The latest example is the atrocious Photoshopping of a "photo" in Washingtonian magazine profiling Jay Carney. The duplicate books are bad enough, but the inclusion of the boy's finger . . . ? That's just shameful. It's bad enough to pose the pictures, but at least posing like this is obvious enough that the viewer dismisses the possibility the image contains any truth. The Photoshopping is the kind of thing that has ruined the value of photography, making it impossibly difficult for it to be considered art, much less a source of objective information. Instead, it's just the springboard for mockery.

Likewise the absurdity of Annie Lebovitz's massive Photoshopping of Lena Dunham for Vogue. Jezebel did a relatively thorough discussion of the "photos."


I fail to see the point of using photographs for these things. Why not just take the Wall Street Journal or J. Peterman approach and use drawings instead? These are just recent examples of what has become common in advertising and "news"—reworking images has become the norm instead of the exception, and the practice makes photography into a third class citizen in the creation of the final "image." 

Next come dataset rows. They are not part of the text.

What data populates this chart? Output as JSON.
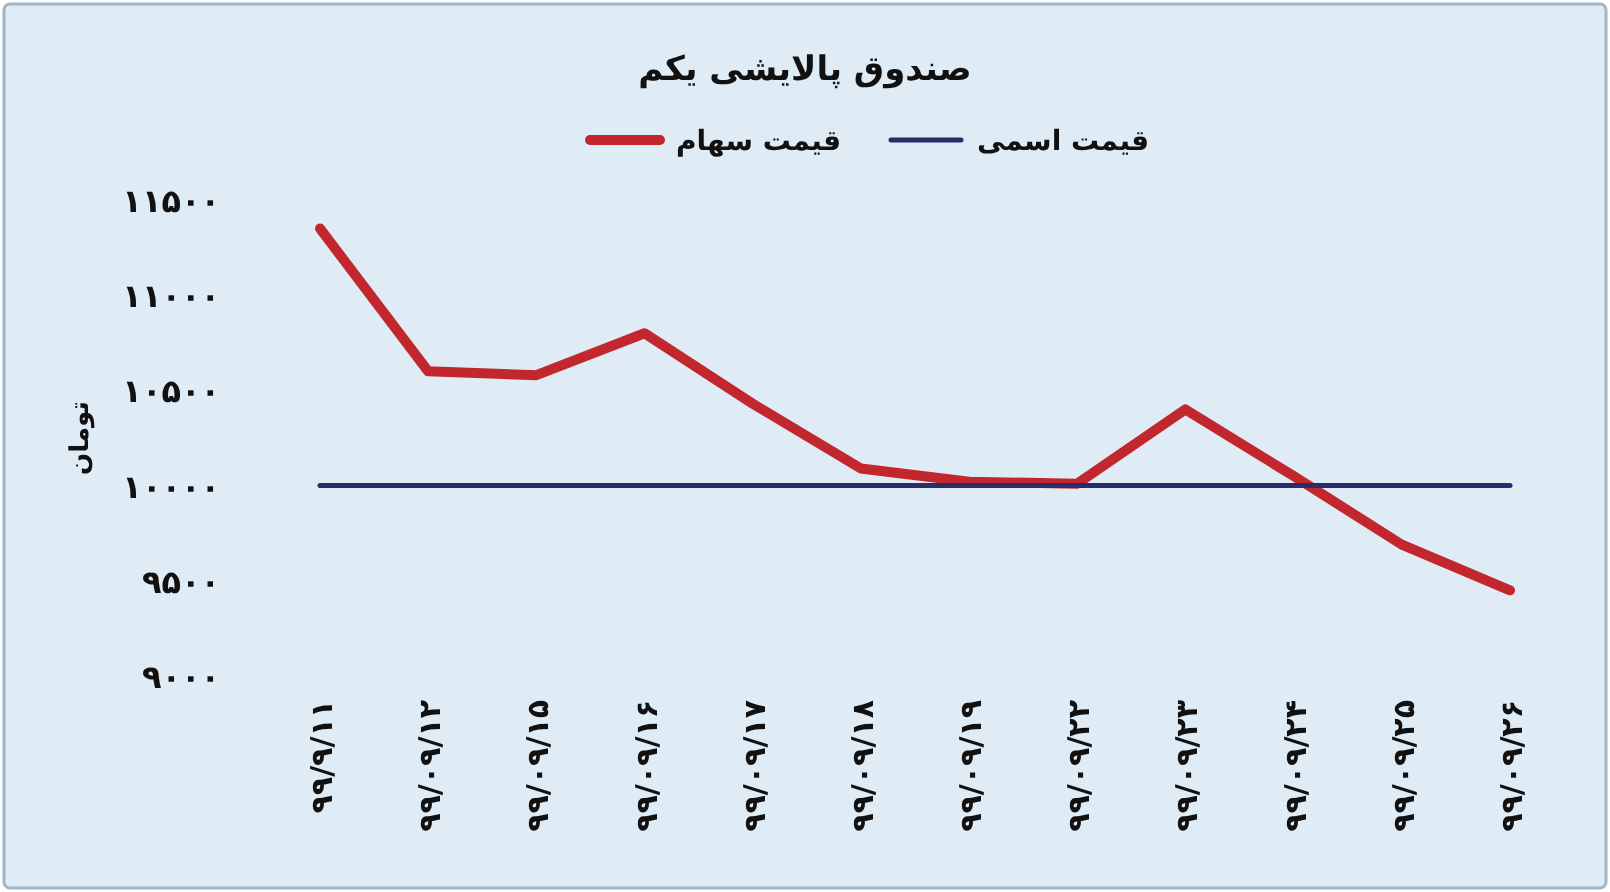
{
  "chart_data": {
    "type": "line",
    "title": "صندوق پالایشی یکم",
    "ylabel": "تومان",
    "categories": [
      "۹۹/۹/۱۱",
      "۹۹/۰۹/۱۲",
      "۹۹/۰۹/۱۵",
      "۹۹/۰۹/۱۶",
      "۹۹/۰۹/۱۷",
      "۹۹/۰۹/۱۸",
      "۹۹/۰۹/۱۹",
      "۹۹/۰۹/۲۲",
      "۹۹/۰۹/۲۳",
      "۹۹/۰۹/۲۴",
      "۹۹/۰۹/۲۵",
      "۹۹/۰۹/۲۶"
    ],
    "series": [
      {
        "name": "قیمت سهام",
        "color": "#c1272d",
        "values": [
          11350,
          10600,
          10580,
          10800,
          10430,
          10090,
          10020,
          10010,
          10400,
          10050,
          9690,
          9450
        ]
      },
      {
        "name": "قیمت اسمی",
        "color": "#2b2d6b",
        "values": [
          10000,
          10000,
          10000,
          10000,
          10000,
          10000,
          10000,
          10000,
          10000,
          10000,
          10000,
          10000
        ]
      }
    ],
    "ylim": [
      9000,
      11500
    ],
    "yticks": [
      {
        "value": 9000,
        "label": "۹۰۰۰"
      },
      {
        "value": 9500,
        "label": "۹۵۰۰"
      },
      {
        "value": 10000,
        "label": "۱۰۰۰۰"
      },
      {
        "value": 10500,
        "label": "۱۰۵۰۰"
      },
      {
        "value": 11000,
        "label": "۱۱۰۰۰"
      },
      {
        "value": 11500,
        "label": "۱۱۵۰۰"
      }
    ],
    "grid": false,
    "legend": "top",
    "marker": "none",
    "line_style": "solid"
  }
}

Straight news is the last bastion of ethics and respect for the purpose of photography, and photojournalists pay a high price for doing what mainstream photographers do without thinking. Pulitzer winner Narciso Contreras royally screwed his career with a digital edit of a pic that moved over AP. Contreras was an extraordinarily talented photographer, and history will be less informative without his documentary efforts.

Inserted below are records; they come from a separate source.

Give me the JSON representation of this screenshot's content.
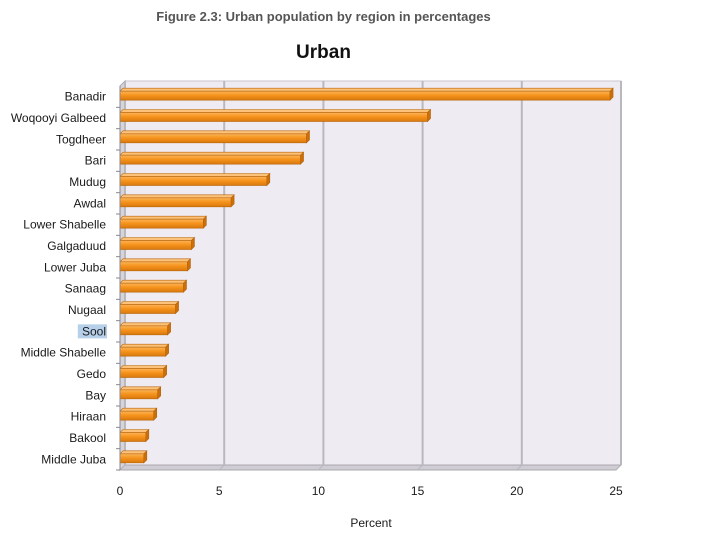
{
  "figure_caption": "Figure 2.3: Urban population by region in percentages",
  "chart_data": {
    "type": "bar",
    "orientation": "horizontal",
    "title": "Urban",
    "xlabel": "Percent",
    "ylabel": "",
    "categories": [
      "Banadir",
      "Woqooyi Galbeed",
      "Togdheer",
      "Bari",
      "Mudug",
      "Awdal",
      "Lower Shabelle",
      "Galgaduud",
      "Lower Juba",
      "Sanaag",
      "Nugaal",
      "Sool",
      "Middle Shabelle",
      "Gedo",
      "Bay",
      "Hiraan",
      "Bakool",
      "Middle Juba"
    ],
    "values": [
      24.7,
      15.5,
      9.4,
      9.1,
      7.4,
      5.6,
      4.2,
      3.6,
      3.4,
      3.2,
      2.8,
      2.4,
      2.3,
      2.2,
      1.9,
      1.7,
      1.3,
      1.2
    ],
    "xlim": [
      0,
      25
    ],
    "xticks": [
      0,
      5,
      10,
      15,
      20,
      25
    ],
    "grid": true,
    "highlighted_category": "Sool",
    "colors": {
      "bar": "#f7941d",
      "bar_edge": "#b8650a",
      "plot_background": "#eeebf2",
      "gridline": "#b9b9bd",
      "highlight": "#b7d0ea"
    }
  }
}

I'm constantly surprised by how casually people make digital edits. When I switched from Aperture to Lightroom I was horrified by the number of utilities for "fixing" images, including the distortion inherent in lenses.

Photography is about reality, as captured with the limits of the tool and the light at hand at the time the image is made. That's what distinguishes it from any other art form. As Roland Barthes wrote in Camera Lucida
Painting can feign reality without having seen it. Discourse combines signs which have referents, of course, but these referents are most often “chimeras.” Contrary to these imitations, in Photography, I can never deny that the thing has been there.
Barthes wrote that before the digital age, but to my way of thinking the substrate used to capture an image shouldn't matter, nor should it matter whether it's a news image or a personal image or a magazine image: reality is reality, which to me is the only reason to pick the tool of photography. The dynamic range limits, lens distortions, and accidents of composition are just part of using the tool, and shouldn't be a source of angst and Photoshopping.

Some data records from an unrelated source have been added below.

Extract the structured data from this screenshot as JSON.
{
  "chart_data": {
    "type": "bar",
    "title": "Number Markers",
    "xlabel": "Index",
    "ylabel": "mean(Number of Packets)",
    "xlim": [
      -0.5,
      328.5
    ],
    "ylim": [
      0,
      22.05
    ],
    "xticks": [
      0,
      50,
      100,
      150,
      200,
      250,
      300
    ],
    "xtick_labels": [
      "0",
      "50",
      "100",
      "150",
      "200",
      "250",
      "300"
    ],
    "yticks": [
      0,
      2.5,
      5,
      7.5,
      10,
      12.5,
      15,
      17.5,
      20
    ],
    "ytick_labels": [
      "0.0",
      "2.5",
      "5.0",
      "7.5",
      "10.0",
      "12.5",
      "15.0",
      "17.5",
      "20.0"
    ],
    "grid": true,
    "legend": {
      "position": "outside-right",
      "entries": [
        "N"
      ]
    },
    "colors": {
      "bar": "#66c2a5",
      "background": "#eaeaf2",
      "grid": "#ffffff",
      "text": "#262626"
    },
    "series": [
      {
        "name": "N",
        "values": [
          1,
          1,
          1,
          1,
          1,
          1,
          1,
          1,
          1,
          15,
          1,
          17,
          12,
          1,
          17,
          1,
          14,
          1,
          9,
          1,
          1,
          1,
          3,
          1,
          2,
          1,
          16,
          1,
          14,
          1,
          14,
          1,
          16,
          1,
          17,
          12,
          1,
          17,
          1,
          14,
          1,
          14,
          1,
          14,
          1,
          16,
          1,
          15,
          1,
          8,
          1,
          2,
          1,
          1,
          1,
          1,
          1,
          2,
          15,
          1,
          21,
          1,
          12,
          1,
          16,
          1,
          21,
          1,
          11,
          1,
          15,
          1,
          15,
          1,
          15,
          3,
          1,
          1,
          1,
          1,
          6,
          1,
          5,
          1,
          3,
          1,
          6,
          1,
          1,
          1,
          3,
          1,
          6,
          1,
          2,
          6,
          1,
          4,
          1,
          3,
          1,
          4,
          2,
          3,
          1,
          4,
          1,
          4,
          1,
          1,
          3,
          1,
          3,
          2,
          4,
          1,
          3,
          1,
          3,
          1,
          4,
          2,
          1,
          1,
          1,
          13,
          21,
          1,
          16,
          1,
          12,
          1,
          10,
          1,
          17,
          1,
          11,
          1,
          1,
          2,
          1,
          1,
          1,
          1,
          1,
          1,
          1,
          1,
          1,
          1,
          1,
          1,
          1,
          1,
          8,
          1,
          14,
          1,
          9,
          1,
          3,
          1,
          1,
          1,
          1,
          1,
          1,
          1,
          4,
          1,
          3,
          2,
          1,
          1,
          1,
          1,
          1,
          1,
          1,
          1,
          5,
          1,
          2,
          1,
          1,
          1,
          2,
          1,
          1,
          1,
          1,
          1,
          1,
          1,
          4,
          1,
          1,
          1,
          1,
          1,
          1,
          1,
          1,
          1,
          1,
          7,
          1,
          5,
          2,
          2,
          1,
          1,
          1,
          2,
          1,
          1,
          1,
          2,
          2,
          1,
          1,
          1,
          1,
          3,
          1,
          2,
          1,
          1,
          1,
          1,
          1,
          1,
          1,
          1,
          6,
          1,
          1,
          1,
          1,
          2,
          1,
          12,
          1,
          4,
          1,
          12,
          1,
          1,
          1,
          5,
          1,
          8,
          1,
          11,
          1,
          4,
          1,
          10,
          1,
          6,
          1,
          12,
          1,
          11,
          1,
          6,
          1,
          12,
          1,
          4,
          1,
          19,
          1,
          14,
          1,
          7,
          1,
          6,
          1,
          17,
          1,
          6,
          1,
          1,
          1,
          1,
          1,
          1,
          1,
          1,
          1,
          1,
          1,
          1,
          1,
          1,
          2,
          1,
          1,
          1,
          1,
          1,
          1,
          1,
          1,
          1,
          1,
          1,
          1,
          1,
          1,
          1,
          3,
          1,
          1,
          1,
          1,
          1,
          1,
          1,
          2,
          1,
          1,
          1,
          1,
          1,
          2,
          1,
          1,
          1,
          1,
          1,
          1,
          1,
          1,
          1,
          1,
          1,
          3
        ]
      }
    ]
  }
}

For whatever reasons, today's audience tends to look for flashy over substance, which drives photographers to make pictures look like Dali paintings instead of the documentary images photography was made for. It's down to each photographer to resist that impulse and put substance over form. If we don't, we will soon discover that we are merely providing props for a Photoshop "artist" to assemble. History will be less informed, and people will no longer look at photographs as a memory, but as made up dreams, and the unique place of photography Barthes described will no longer exist.